Trotz vieler Kritikpunkte fällt das bisherige Urteil sehr gut aus, obwohl CnC 4 derzeit in der ersten funktionsfähigen Version vorliegt und noch sehr viele Sachen fehlen. EA begeht mit den neuen Änderungen einen sehr guten und positiven Weg, nur nun heist es noch die bisherigen Kritikpunkte auszumerzen und dann steht einem richtig gutem Spiel nichts mehr im Wege.

Zum Schluss möchte wir uns noch bei FiX bedanken für die exklusive Einladung zu der Commandcom und bei EA das wir das Spiel antesten durften. Desweiteren geht noch ein Dank an unsere Partner aus dem United Forum, welche auch auf der Commandcom anwesend waren. Wer nochmal andere Meinungen zum Spiel nachlesen möchte, kann im offiziellen Blog zur Commandcom dies tun.
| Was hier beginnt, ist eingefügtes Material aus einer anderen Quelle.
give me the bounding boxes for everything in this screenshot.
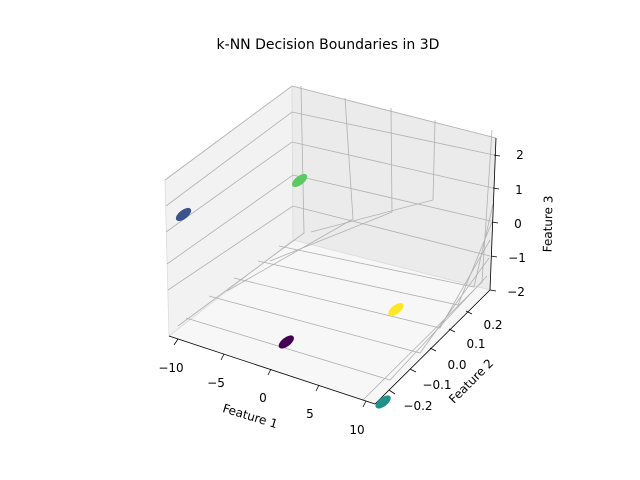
z-tick-label: −1	[508, 251, 526, 265]
grid-line	[164, 85, 497, 181]
grid-line	[362, 129, 493, 401]
z-axis-line	[489, 137, 497, 291]
x-tick-label: 0	[259, 391, 267, 405]
z-tick-mark	[489, 289, 497, 292]
grid-line	[233, 239, 491, 329]
data-cluster	[175, 207, 192, 222]
x-tick-mark	[315, 384, 320, 392]
y-tick-mark	[409, 368, 417, 373]
grid-line	[165, 141, 494, 233]
grid-line	[257, 221, 493, 306]
grid-line	[185, 275, 488, 381]
y-axis-line	[374, 289, 491, 405]
grid-line	[167, 205, 491, 291]
x-tick-marks	[173, 338, 367, 408]
z-tick-label: −2	[507, 285, 525, 299]
y-tick-label: −0.2	[403, 399, 432, 413]
data-cluster	[291, 173, 308, 188]
data-cluster	[388, 302, 404, 317]
z-tick-label: 1	[515, 183, 523, 197]
z-axis-label: Feature 3	[541, 195, 556, 252]
z-tick-mark	[490, 255, 498, 258]
grid-line	[177, 85, 305, 327]
y-tick-marks	[388, 310, 473, 395]
gridlines	[164, 85, 497, 401]
data-cluster	[278, 335, 294, 349]
y-tick-label: 0.1	[466, 337, 485, 351]
grid-line	[278, 203, 494, 288]
z-tick-label: 2	[516, 148, 524, 162]
x-axis-line	[168, 335, 376, 405]
y-tick-mark	[448, 328, 456, 333]
y-tick-mark	[429, 347, 437, 352]
z-tick-mark	[492, 187, 500, 190]
grid-line	[165, 111, 495, 207]
z-tick-label: 0	[514, 217, 522, 231]
grid-line	[208, 257, 490, 354]
z-tick-mark	[493, 154, 501, 157]
grid-line	[166, 174, 492, 265]
x-tick-label: −10	[158, 361, 183, 375]
y-tick-mark	[465, 310, 473, 315]
y-tick-label: 0.2	[483, 318, 502, 332]
x-tick-mark	[267, 368, 272, 376]
y-tick-mark	[388, 389, 396, 395]
y-tick-label: 0.0	[447, 358, 466, 372]
grid-line	[226, 97, 354, 292]
pane-group	[164, 85, 497, 405]
x-tick-label: 5	[306, 407, 314, 421]
x-tick-mark	[362, 400, 367, 408]
z-tick-mark	[491, 221, 499, 224]
cluster-group	[175, 173, 404, 409]
x-tick-label: 10	[349, 423, 364, 437]
x-tick-label: −5	[207, 376, 225, 390]
grid-line	[310, 119, 436, 233]
x-tick-mark	[220, 353, 225, 361]
x-tick-mark	[173, 338, 179, 346]
chart-title: k-NN Decision Boundaries in 3D	[217, 37, 440, 53]
y-tick-label: −0.1	[422, 378, 451, 392]
data-cluster	[375, 395, 391, 409]
axis-lines	[168, 137, 497, 405]
grid-line	[269, 107, 393, 262]
z-tick-marks	[489, 154, 501, 292]
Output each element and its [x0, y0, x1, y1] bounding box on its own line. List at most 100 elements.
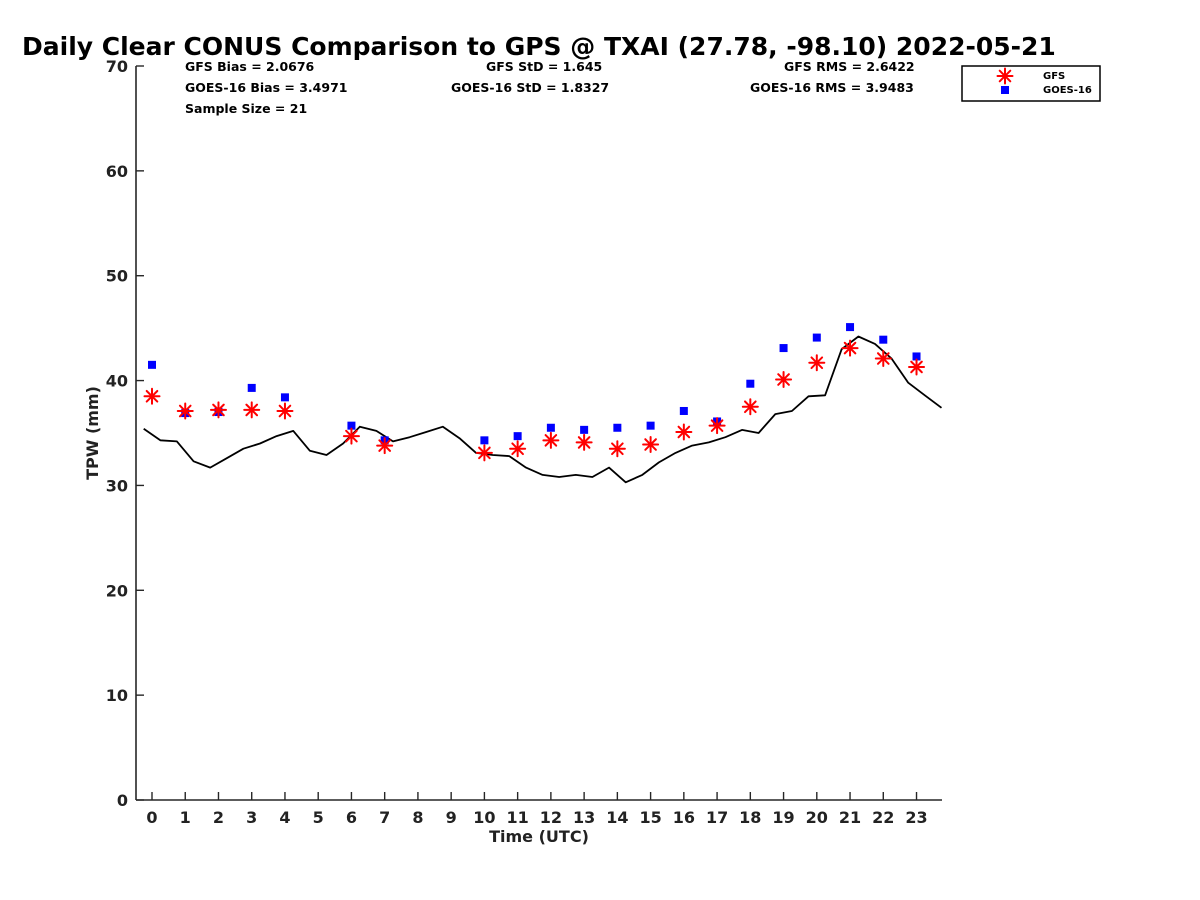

Ich hoffe es war wenigstens etwas informativ 

MFG REtender


----------



## flow87 (30. August 2009)

ich bin ja eigentlich ein absoluter cnc fan aber das hört sich erstmal sehr befremdlich an!


----------



## michelthemaster (6. September 2009)

Also ich zieh dann eher (oder auf jeden Fall) Starcraft 2 vor, dass weiß man was man hat ^^

Michel

PS: War noch nie der C&C Fan, Starcraft hat mich immer mehr gereitzt


----------



## Agr9550 (8. September 2009)

hab ich das richtig verstanden, keine riesen basen mehr bauen die dem fortnox gleichen und fast uneinnehmbar sind   wenn ja voll 

wenn das wirklich so sein wird dann spiel ich weiterhin generals zero hour oder kanes rache mit mein kollegen dabei haben wir uns schon voll gefreut gehabt auf den 4ten ;/


----------



## Prince_of_Darkness (8. September 2009)

hmm noch mehr c&c...? *gähn* ...vllt mal anzocken...aber seit generäle auf englisch *hust*
war nix mehr so richtig bei ._.


----------



## flow87 (8. September 2009)

ich steh auf so echtzeit strategie mit realistischen panzern und männchen bauen ^^


----------



## maar (28. September 2009)

dann empfehl ich dir tiberian sun, wenn du mänchen bauen willst

Ich freu mich auf C&C 4 
gibt es schon irgendwo die systemvorraussetzungen? Ich kann nämlich auf meine Kiste C&C gerade so auf mittlerer Grafik spielen wo es dann bei vilen einheiten ruckelt.


----------



## der Türke (28. September 2009)

> Allgemeine Infos
> 
> Die Command and Conquer Serie wird sich mit dem neuen Teil "Tiberian Twilight" sehr stark in Sachen Gameplay verändern, nicht nur das es keinen Basenbau mehr gibt wie bisher gewohnt, sondern wird es diesmal auch kein Tiberium als Credits geben.



Nein hab mich doch erst 3 Jahre dran gewöhnt mochte Kane als Bösen Slaven. 
Ich mag Commando and Conquer war das erste Strategie Spiel meines Lebens.......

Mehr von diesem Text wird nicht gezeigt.